Mason’s life dates to the Salem Witch Trials, so, depending on how unnaturally prolonged her life is, she may or may not be around in 1919. Black is more likely to meet up with the then-contemporary Miskatonic University student and Witch House protagonist Walter Gilman. It will be interesting, given Moore’s efforts to tie together the disparate threads of Lovecraft’s mythology, if he makes any connection between the founding of St. Anselm and the Stella Sapiente, having already hinted of connections between the university and the group in Providence #4.
Based on the Portrait variant cover for #6, we may have to wait another issue for Moore and Burrows’ take on Herbert West. In the closing lines of Providence #4, though, Black mentions staying in the rooms of a Dr. North who is apparently Providence’s analog for Herbert West from Lovecraft’s 1921-22 short story.
Based on the shuttered windows, the house on the regular cover (top) could be Herbert West’s laboratory described as a “deserted Chapman farmhouse beyond Meadow Hill, where we fitted up on the ground floor an operating room and a laboratory, each with dark curtains to conceal our midnight doings. The place was far from any road, and in sight of no other house.”
Moore and Burrows may need to take some artistic license with West’s trajectory from Lovecraft’s story. Herbert West was a pre-World War I medical student at Miskatonic University in Arkham. Currently St. Anselm College lacks a medical school, but it’s possible that North did his pre-med at the college, or his residency at or near the college. In Lovecraft’s story, Herbert West enlisted in the Canadian Army, preceding the United States’ involvement in World War I, and after the war relocated to Boston.

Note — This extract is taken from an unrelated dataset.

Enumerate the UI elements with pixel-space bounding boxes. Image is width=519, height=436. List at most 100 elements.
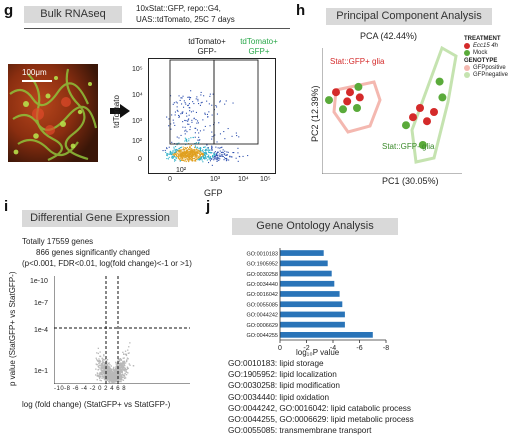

While Manchester may be substituting for Arkham, and St. Anselm College for Miskatonic University, it remains to be seen how some of the other landmarks from Lovecraft’s fiction will be translated.
- Arkham Sanitarium, mentioned in “The Thing on the Doorstep,” and
- Sefton Asylum, mentioned in “Herbert West—Reanimator” were likely based on the old Danvers State Hospital in Massachusetts; Manchester lacks a comparable institution, though the New Hampshire State Sanitarium in Glencliff, NH might serve as a substitute.
What do you think readers? What is that house on the cover of Providence #5? Where do you think that Moore and Burrows are taking us?